User Account Control (UAC) is a mandatory access control enforcement feature introduced with Microsoft’s Windows Vista and Windows Server 2008 operating systems, with a more relaxed version also present in Windows 7, Windows Server 2008 R2, Windows 8, Windows Server 2012, Windows 8.1, Windows Server 2012 R2, Windows 10, and Windows 11. It aims to improve the security of Microsoft Windows by limiting application software to standard user privileges (force returning STATUS_ACCOUNT_RESTRICTION (0xC000006E) for some operations) until an administrator authorizes an increase or elevation. In this way, only applications trusted by the user may receive administrative privileges, and malware should be kept from compromising the operating system. In other words, a user account may have administrator privileges assigned to it, but applications that the user runs do not inherit those privileges unless they are approved beforehand or the user explicitly authorizes it.

STATUS_ACCOUNT_RESTRICTION (0xC000006E) - some user account restriction has prevented successful authenticationUAC uses Mandatory Integrity Control to isolate running processes with different privileges. To reduce the possibility of lower-privilege applications communicating with higher-privilege ones, another new technology, User Interface Privilege Isolation, is used in conjunction with User Account Control to isolate these processes from each other. One prominent use of this is Internet Explorer 7’s “Protected Mode”.

Operating systems on mainframes and on servers have differentiated between superusers and userland for decades. This had an obvious security component, but also an administrative component, in that it prevented users from accidentally changing system settings with an error code.

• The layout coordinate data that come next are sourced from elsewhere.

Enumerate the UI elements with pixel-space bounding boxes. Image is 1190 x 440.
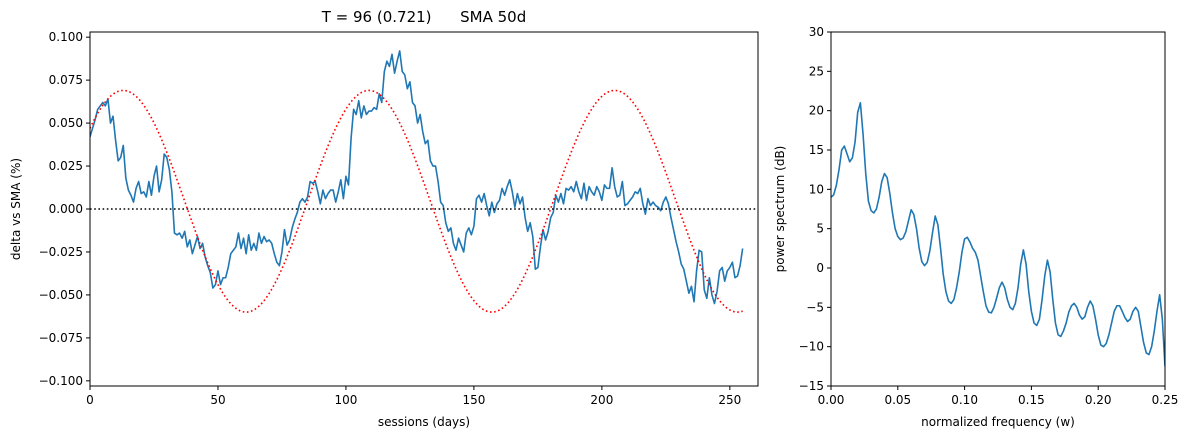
- delta-y-tick-label: −0.025: [39, 245, 83, 259]
- spectrum-x-tick-label: 0.15: [1018, 393, 1045, 407]
- spectrum-y-tick-label: −5: [806, 300, 824, 314]
- delta-x-tick-label: 200: [590, 393, 613, 407]
- delta-y-tick-label: 0.025: [49, 159, 83, 173]
- spectrum-x-tick-label: 0.20: [1085, 393, 1112, 407]
- spectrum-x-tick-label: 0.10: [951, 393, 978, 407]
- delta-y-axis: −0.100 −0.075 −0.050 −0.025 0.000 0.025 0.050 0…: [39, 30, 90, 388]
- spectrum-y-tick-label: 25: [809, 64, 824, 78]
- delta-y-tick-label: −0.075: [39, 331, 83, 345]
- delta-x-tick-label: 100: [334, 393, 357, 407]
- spectrum-y-tick-label: 15: [809, 143, 824, 157]
- spectrum-axes-frame: [830, 31, 1166, 387]
- delta-y-tick-label: 0.050: [49, 116, 83, 130]
- delta-y-tick-label: −0.050: [39, 288, 83, 302]
- spectrum-x-tick-label: 0.05: [884, 393, 911, 407]
- delta-series-sine-fit: [90, 89, 743, 313]
- spectrum-series-power-spectrum: [831, 102, 1165, 367]
- spectrum-x-axis-label: normalized frequency (w): [921, 415, 1075, 429]
- delta-y-tick-label: 0.000: [49, 202, 83, 216]
- delta-x-axis-label: sessions (days): [378, 415, 470, 429]
- spectrum-y-axis-label: power spectrum (dB): [773, 146, 787, 273]
- spectrum-x-axis: 0.00 0.05 0.10 0.15 0.20 0.25: [818, 386, 1179, 407]
- spectrum-x-tick-label: 0.00: [818, 393, 845, 407]
- delta-series-delta: [90, 50, 744, 305]
- spectrum-y-axis: −15 −10 −5 0 5 10 15 20 25 30: [799, 25, 831, 393]
- spectrum-y-tick-label: 10: [809, 182, 824, 196]
- spectrum-y-tick-label: 30: [809, 25, 824, 39]
- spectrum-y-tick-label: −15: [799, 379, 824, 393]
- delta-x-tick-label: 0: [86, 393, 94, 407]
- delta-x-tick-label: 150: [462, 393, 485, 407]
- delta-y-tick-label: 0.100: [49, 30, 83, 44]
- delta-x-tick-label: 250: [718, 393, 741, 407]
- delta-x-axis: 0 50 100 150 200 250: [86, 386, 741, 407]
- spectrum-x-tick-label: 0.25: [1152, 393, 1179, 407]
- spectrum-chart: 0.00 0.05 0.10 0.15 0.20 0.25 −15 −10 −5 0 5 10 15 2…: [773, 25, 1178, 429]
- spectrum-y-tick-label: 5: [816, 222, 824, 236]
- delta-y-tick-label: −0.100: [39, 374, 83, 388]
- delta-x-tick-label: 50: [210, 393, 225, 407]
- spectrum-y-tick-label: 0: [816, 261, 824, 275]
- spectrum-y-tick-label: −10: [799, 340, 824, 354]
- spectrum-y-tick-label: 20: [809, 104, 824, 118]
- delta-plot-area: [90, 50, 758, 313]
- delta-chart-title: T = 96 (0.721) SMA 50d: [321, 8, 526, 26]
- delta-y-axis-label: delta vs SMA (%): [9, 158, 23, 260]
- delta-y-tick-label: 0.075: [49, 73, 83, 87]
- delta-chart: 0 50 100 150 200 250 −0.100 −0.075 −0.050 −0.025…: [9, 8, 759, 429]
- spectrum-plot-area: [831, 102, 1165, 367]
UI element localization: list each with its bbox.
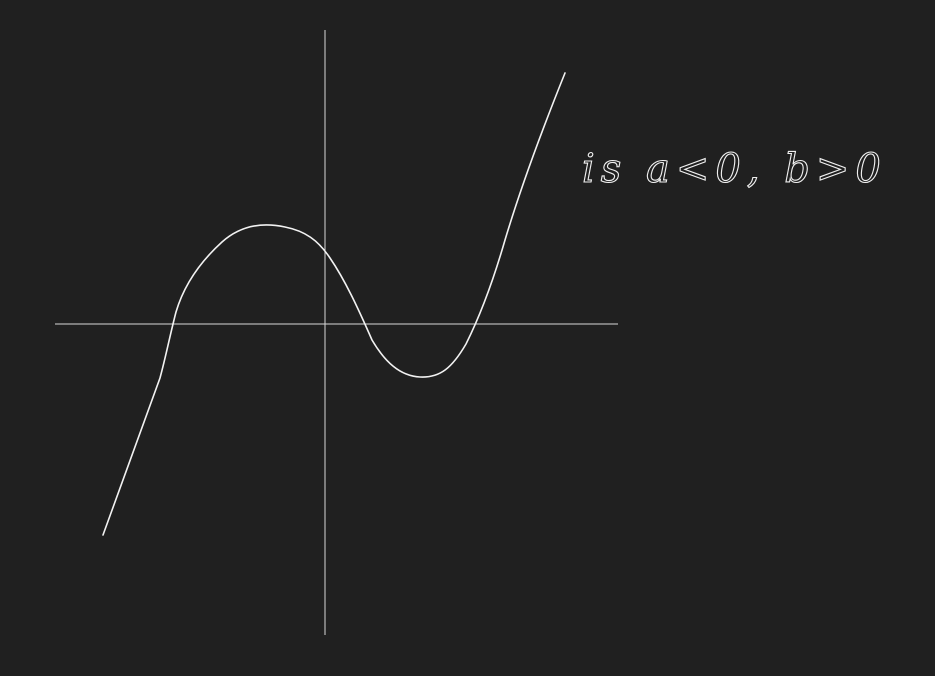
annotation: is a<0, b>0 [582, 146, 887, 192]
cubic-curve [102, 72, 566, 536]
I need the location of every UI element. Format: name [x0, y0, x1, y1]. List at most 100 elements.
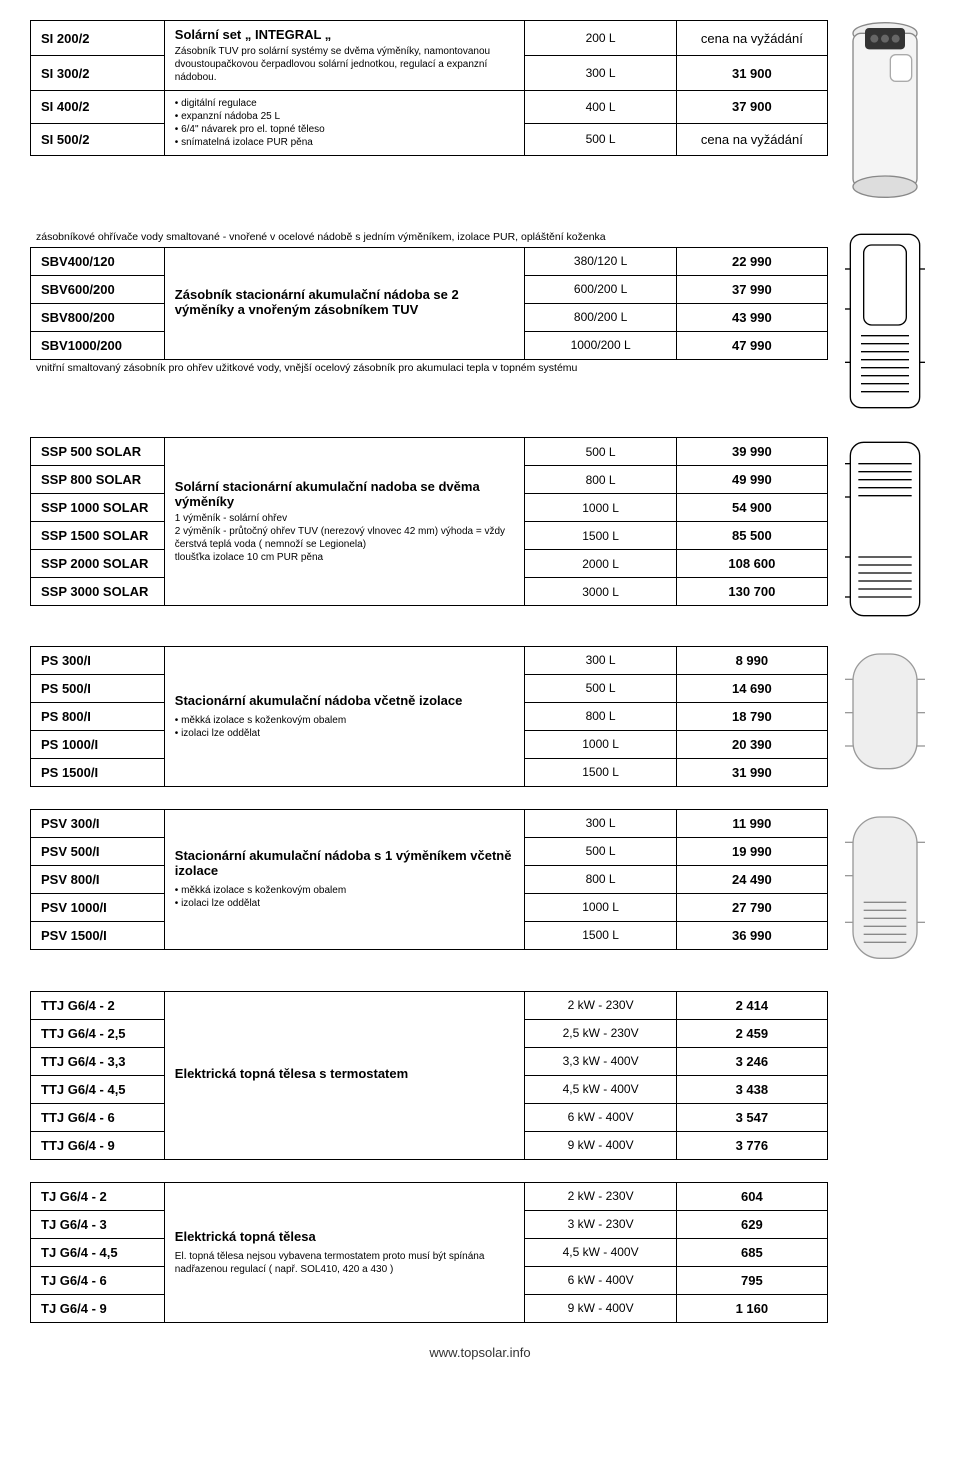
cell-code: TJ G6/4 - 3: [31, 1210, 165, 1238]
table-ps: PS 300/I Stacionární akumulační nádoba v…: [30, 646, 828, 787]
section-si: SI 200/2 Solární set „ INTEGRAL „ Zásobn…: [30, 20, 930, 207]
cell-price: 3 547: [676, 1103, 827, 1131]
cell-code: TTJ G6/4 - 3,3: [31, 1047, 165, 1075]
cell-spec: 300 L: [525, 56, 676, 91]
cell-code: TJ G6/4 - 6: [31, 1266, 165, 1294]
cell-spec: 600/200 L: [525, 275, 676, 303]
cell-code: PSV 500/I: [31, 837, 165, 865]
cell-spec: 1500 L: [525, 921, 676, 949]
cell-price: 37 900: [676, 91, 827, 124]
table-row: SI 200/2 Solární set „ INTEGRAL „ Zásobn…: [31, 21, 828, 56]
cell-spec: 4,5 kW - 400V: [525, 1075, 676, 1103]
cell-code: PS 1500/I: [31, 758, 165, 786]
cell-spec: 1000/200 L: [525, 331, 676, 359]
table-ssp: SSP 500 SOLAR Solární stacionární akumul…: [30, 437, 828, 606]
cell-code: SBV1000/200: [31, 331, 165, 359]
section-sbv: zásobníkové ohřívače vody smaltované - v…: [30, 229, 930, 416]
cell-code: PSV 1000/I: [31, 893, 165, 921]
cell-spec: 9 kW - 400V: [525, 1294, 676, 1322]
cell-spec: 500 L: [525, 438, 676, 466]
cell-code: TTJ G6/4 - 2: [31, 991, 165, 1019]
cell-code: PS 300/I: [31, 646, 165, 674]
desc-title: Solární set „ INTEGRAL „: [175, 27, 515, 42]
cell-price: 54 900: [676, 494, 827, 522]
cell-spec: 800/200 L: [525, 303, 676, 331]
cell-spec: 300 L: [525, 646, 676, 674]
cell-desc: • digitální regulace • expanzní nádoba 2…: [164, 91, 525, 156]
cell-price: 629: [676, 1210, 827, 1238]
cell-price: 2 414: [676, 991, 827, 1019]
cell-price: cena na vyžádání: [676, 21, 827, 56]
product-image-ps: [840, 646, 930, 779]
cell-spec: 2000 L: [525, 550, 676, 578]
cell-spec: 3000 L: [525, 578, 676, 606]
cell-spec: 500 L: [525, 837, 676, 865]
cell-price: 27 790: [676, 893, 827, 921]
table-row: PS 300/I Stacionární akumulační nádoba v…: [31, 646, 828, 674]
table-sbv: SBV400/120 Zásobník stacionární akumulač…: [30, 247, 828, 360]
table-si: SI 200/2 Solární set „ INTEGRAL „ Zásobn…: [30, 20, 828, 156]
cell-price: 130 700: [676, 578, 827, 606]
cell-price: 18 790: [676, 702, 827, 730]
table-ttj: TTJ G6/4 - 2 Elektrická topná tělesa s t…: [30, 991, 828, 1160]
cell-price: 43 990: [676, 303, 827, 331]
cell-code: SBV600/200: [31, 275, 165, 303]
cell-spec: 2 kW - 230V: [525, 991, 676, 1019]
cell-spec: 2 kW - 230V: [525, 1182, 676, 1210]
desc-title: Elektrická topná tělesa s termostatem: [175, 1066, 515, 1081]
cell-spec: 9 kW - 400V: [525, 1131, 676, 1159]
cell-price: 2 459: [676, 1019, 827, 1047]
cell-code: SSP 1000 SOLAR: [31, 494, 165, 522]
cell-spec: 6 kW - 400V: [525, 1266, 676, 1294]
cell-code: SSP 3000 SOLAR: [31, 578, 165, 606]
section-ssp: SSP 500 SOLAR Solární stacionární akumul…: [30, 437, 930, 624]
cell-desc: Elektrická topná tělesa El. topná tělesa…: [164, 1182, 525, 1322]
section-psv: PSV 300/I Stacionární akumulační nádoba …: [30, 809, 930, 969]
cell-code: SBV800/200: [31, 303, 165, 331]
desc-sub: El. topná tělesa nejsou vybavena termost…: [175, 1250, 515, 1276]
cell-code: SBV400/120: [31, 247, 165, 275]
cell-spec: 500 L: [525, 674, 676, 702]
cell-price: cena na vyžádání: [676, 123, 827, 156]
product-image-sbv: [840, 229, 930, 416]
cell-spec: 200 L: [525, 21, 676, 56]
cell-price: 37 990: [676, 275, 827, 303]
desc-title: Solární stacionární akumulační nadoba se…: [175, 479, 515, 509]
cell-price: 604: [676, 1182, 827, 1210]
cell-price: 47 990: [676, 331, 827, 359]
table-row: TTJ G6/4 - 2 Elektrická topná tělesa s t…: [31, 991, 828, 1019]
cell-price: 14 690: [676, 674, 827, 702]
cell-code: TJ G6/4 - 2: [31, 1182, 165, 1210]
cell-price: 108 600: [676, 550, 827, 578]
cell-spec: 1000 L: [525, 730, 676, 758]
cell-code: TTJ G6/4 - 2,5: [31, 1019, 165, 1047]
cell-spec: 1500 L: [525, 758, 676, 786]
cell-code: PSV 800/I: [31, 865, 165, 893]
cell-spec: 400 L: [525, 91, 676, 124]
cell-code: SI 200/2: [31, 21, 165, 56]
table-row: SI 400/2 • digitální regulace • expanzní…: [31, 91, 828, 124]
cell-price: 685: [676, 1238, 827, 1266]
cell-desc: Stacionární akumulační nádoba s 1 výmění…: [164, 809, 525, 949]
table-row: SSP 500 SOLAR Solární stacionární akumul…: [31, 438, 828, 466]
cell-desc: Stacionární akumulační nádoba včetně izo…: [164, 646, 525, 786]
cell-code: TJ G6/4 - 4,5: [31, 1238, 165, 1266]
desc-bullet: • expanzní nádoba 25 L: [175, 110, 515, 123]
footer-url: www.topsolar.info: [30, 1345, 930, 1360]
cell-code: TJ G6/4 - 9: [31, 1294, 165, 1322]
cell-desc: Solární set „ INTEGRAL „ Zásobník TUV pr…: [164, 21, 525, 91]
cell-spec: 6 kW - 400V: [525, 1103, 676, 1131]
cell-spec: 800 L: [525, 466, 676, 494]
cell-price: 1 160: [676, 1294, 827, 1322]
note-bottom: vnitřní smaltovaný zásobník pro ohřev už…: [36, 362, 828, 374]
desc-sub: • měkká izolace s koženkovým obalem • iz…: [175, 884, 515, 910]
cell-code: PSV 300/I: [31, 809, 165, 837]
product-image-si: [840, 20, 930, 207]
cell-desc: Solární stacionární akumulační nadoba se…: [164, 438, 525, 606]
cell-price: 36 990: [676, 921, 827, 949]
cell-spec: 500 L: [525, 123, 676, 156]
desc-bullet: • 6/4" návarek pro el. topné těleso: [175, 123, 515, 136]
cell-price: 31 990: [676, 758, 827, 786]
cell-code: SI 300/2: [31, 56, 165, 91]
cell-code: PS 500/I: [31, 674, 165, 702]
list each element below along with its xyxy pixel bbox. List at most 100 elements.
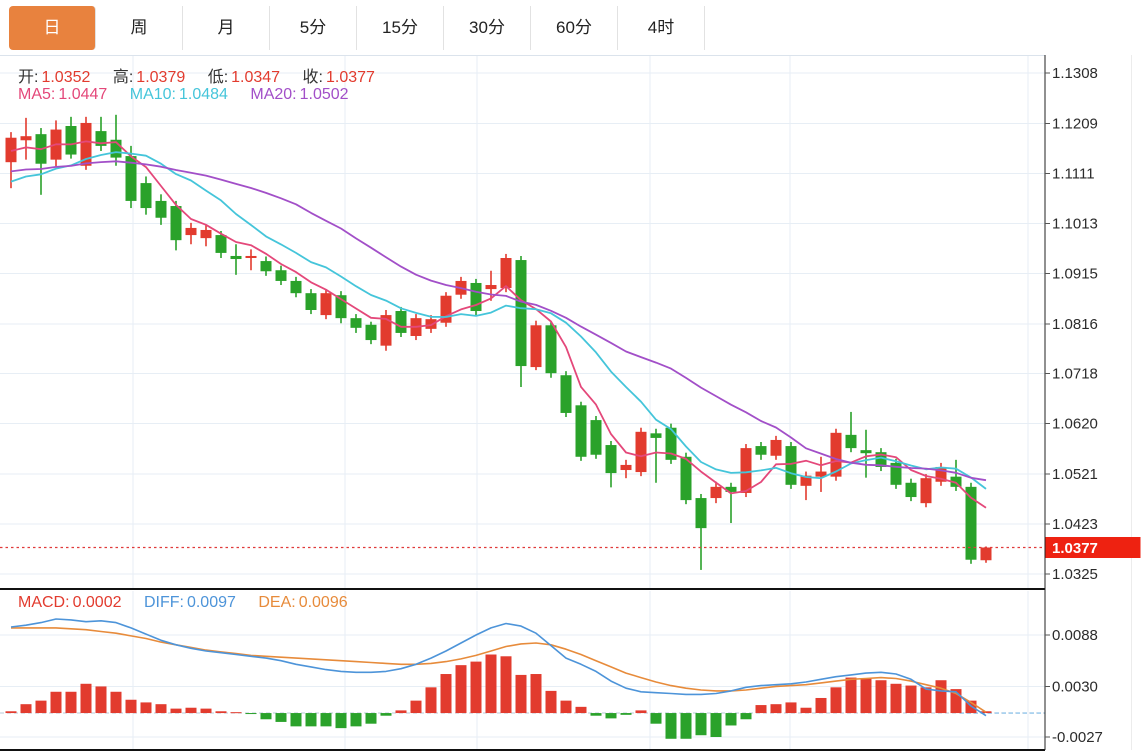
candle-body bbox=[290, 280, 302, 294]
candle-body bbox=[875, 452, 887, 467]
macd-bar bbox=[815, 697, 827, 714]
macd-lines bbox=[10, 618, 987, 717]
candle-body bbox=[425, 319, 437, 329]
candle-body bbox=[860, 450, 872, 454]
candle-body bbox=[545, 325, 557, 374]
candle-body bbox=[185, 227, 197, 236]
candle-body bbox=[830, 432, 842, 477]
candle-body bbox=[125, 156, 137, 201]
candle-body bbox=[755, 446, 767, 455]
candle-body bbox=[215, 235, 227, 253]
candle-body bbox=[770, 439, 782, 456]
macd-bar bbox=[245, 713, 257, 715]
candle-body bbox=[575, 405, 587, 457]
macd-bar bbox=[125, 699, 137, 714]
axis-tick-label: 1.0816 bbox=[1052, 316, 1098, 333]
macd-bar bbox=[140, 702, 152, 714]
candle-body bbox=[275, 270, 287, 281]
candle-body bbox=[500, 258, 512, 289]
candle-body bbox=[320, 293, 332, 316]
macd-bar bbox=[350, 713, 362, 727]
gridlines bbox=[0, 55, 1045, 749]
macd-bar bbox=[695, 713, 707, 736]
candle-body bbox=[560, 375, 572, 413]
macd-bar bbox=[710, 713, 722, 737]
macd-bar bbox=[110, 691, 122, 714]
axis-tick-label: 1.0620 bbox=[1052, 416, 1098, 433]
candle-body bbox=[530, 325, 542, 368]
axis-tick-label: 1.1209 bbox=[1052, 115, 1098, 132]
macd-bar bbox=[320, 713, 332, 727]
candle-body bbox=[725, 486, 737, 492]
macd-bar bbox=[890, 683, 902, 714]
candle-body bbox=[80, 122, 92, 166]
candle-body bbox=[140, 183, 152, 209]
tab-60分[interactable]: 60分 bbox=[531, 5, 618, 50]
macd-bar bbox=[155, 704, 167, 714]
candle-body bbox=[440, 295, 452, 323]
tab-周[interactable]: 周 bbox=[96, 5, 183, 50]
macd-bar bbox=[440, 674, 452, 714]
macd-bar bbox=[260, 713, 272, 720]
current-price-badge: 1.0377 bbox=[1045, 536, 1141, 558]
macd-bar bbox=[845, 677, 857, 714]
candle-body bbox=[365, 324, 377, 341]
macd-bar bbox=[680, 713, 692, 739]
macd-bar bbox=[755, 705, 767, 714]
macd-bar bbox=[650, 713, 662, 724]
axis-tick-label: 1.0423 bbox=[1052, 516, 1098, 533]
candle-body bbox=[800, 475, 812, 486]
ma-lines bbox=[10, 140, 987, 509]
axis-tick-label: 1.0521 bbox=[1052, 466, 1098, 483]
macd-bar bbox=[425, 687, 437, 714]
macd-bar bbox=[725, 713, 737, 726]
chart-canvas[interactable]: 1.1308 1.1209 1.1111 1.1013 1.0915 1.0816 1.07… bbox=[0, 55, 1142, 755]
candle-body bbox=[395, 311, 407, 333]
candle-body bbox=[245, 255, 257, 259]
macd-histogram bbox=[5, 654, 992, 739]
axis-tick-label: 1.1013 bbox=[1052, 215, 1098, 232]
macd-bar bbox=[230, 712, 242, 714]
candle-body bbox=[380, 315, 392, 346]
tab-15分[interactable]: 15分 bbox=[357, 5, 444, 50]
tab-4时[interactable]: 4时 bbox=[618, 5, 705, 50]
candle-body bbox=[815, 471, 827, 477]
diff-line bbox=[10, 618, 987, 717]
tab-日[interactable]: 日 bbox=[9, 5, 96, 50]
candle-body bbox=[905, 482, 917, 498]
macd-bar bbox=[935, 680, 947, 714]
candle-body bbox=[890, 462, 902, 485]
macd-bar bbox=[545, 690, 557, 714]
candle-body bbox=[695, 498, 707, 529]
candles bbox=[5, 114, 992, 570]
candle-body bbox=[515, 260, 527, 367]
candle-body bbox=[470, 282, 482, 312]
tab-月[interactable]: 月 bbox=[183, 5, 270, 50]
macd-bar bbox=[530, 674, 542, 714]
candle-body bbox=[845, 434, 857, 449]
macd-bar bbox=[50, 691, 62, 714]
macd-bar bbox=[830, 687, 842, 714]
macd-bar bbox=[605, 713, 617, 719]
macd-bar bbox=[290, 713, 302, 727]
axis-labels: 1.1308 1.1209 1.1111 1.1013 1.0915 1.0816 1.07… bbox=[1045, 65, 1103, 746]
macd-bar bbox=[785, 702, 797, 714]
candle-body bbox=[95, 131, 107, 146]
candle-body bbox=[335, 295, 347, 319]
axis-tick-label: 1.1308 bbox=[1052, 65, 1098, 82]
macd-bar bbox=[335, 713, 347, 729]
tab-30分[interactable]: 30分 bbox=[444, 5, 531, 50]
macd-bar bbox=[770, 704, 782, 714]
axis-tick-label: 1.0325 bbox=[1052, 566, 1098, 583]
candle-body bbox=[710, 486, 722, 499]
macd-bar bbox=[275, 713, 287, 722]
axis-tick-label: 0.0088 bbox=[1052, 627, 1098, 644]
macd-bar bbox=[35, 700, 47, 714]
macd-bar bbox=[65, 691, 77, 714]
candle-body bbox=[155, 200, 167, 218]
candle-body bbox=[5, 137, 17, 163]
macd-bar bbox=[590, 713, 602, 716]
macd-bar bbox=[170, 708, 182, 714]
tab-5分[interactable]: 5分 bbox=[270, 5, 357, 50]
candle-body bbox=[485, 285, 497, 290]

How to Set Up Limited User Accounts in Windows & STATUS_ACCOUNT_RESTRICTION

To be successful, malware and other security exploits frequently leverage the powers of highly privileged Windows user accounts. It’s not entirely a shock, then, that a new report reveals that 86 percent of all Windows security threats patched in 2015 would have been stopped or rendered toothless if they had attacked users who were using limited, rather than administrator, accounts, and hence lacked the power to install, modify or delete software.

The 2015 Microsoft Vulnerabilities Study by Manchester, England-based enterprise-security provider Avecto, released Tuesday (Feb. 2), showed that 85 percent of remote-code-execution bugs (some of the most dangerous flaws) detailed in Microsoft’s monthly Patch Tuesday reports would be nullified if the Windows active user did not have administrative rights. (The same company reached similar conclusions two years ago.)

Microsoft Office and Windows 10 would also be much safer, as 82 percent of the security flaws would be blocked. Users with limited, a.k.a. “regular” accounts would have been protected from a whopping 99.5 percent of Internet Explorer vulnerabilities on all platforms, and 100 percent of Microsoft Edge security flaws in Windows 10.

We advise all Windows users to operate their PCs primarily from regular/limited accounts, and to sign into administrative accounts only when they need to install, remove or update software. The default account that ships on most Windows computers is an admin account, so you’ll need to create additional, regular accounts. OS X and Linux users would also be wise to use non-administrative accounts for their daily activity, but fewer exploits exist overall on those platforms.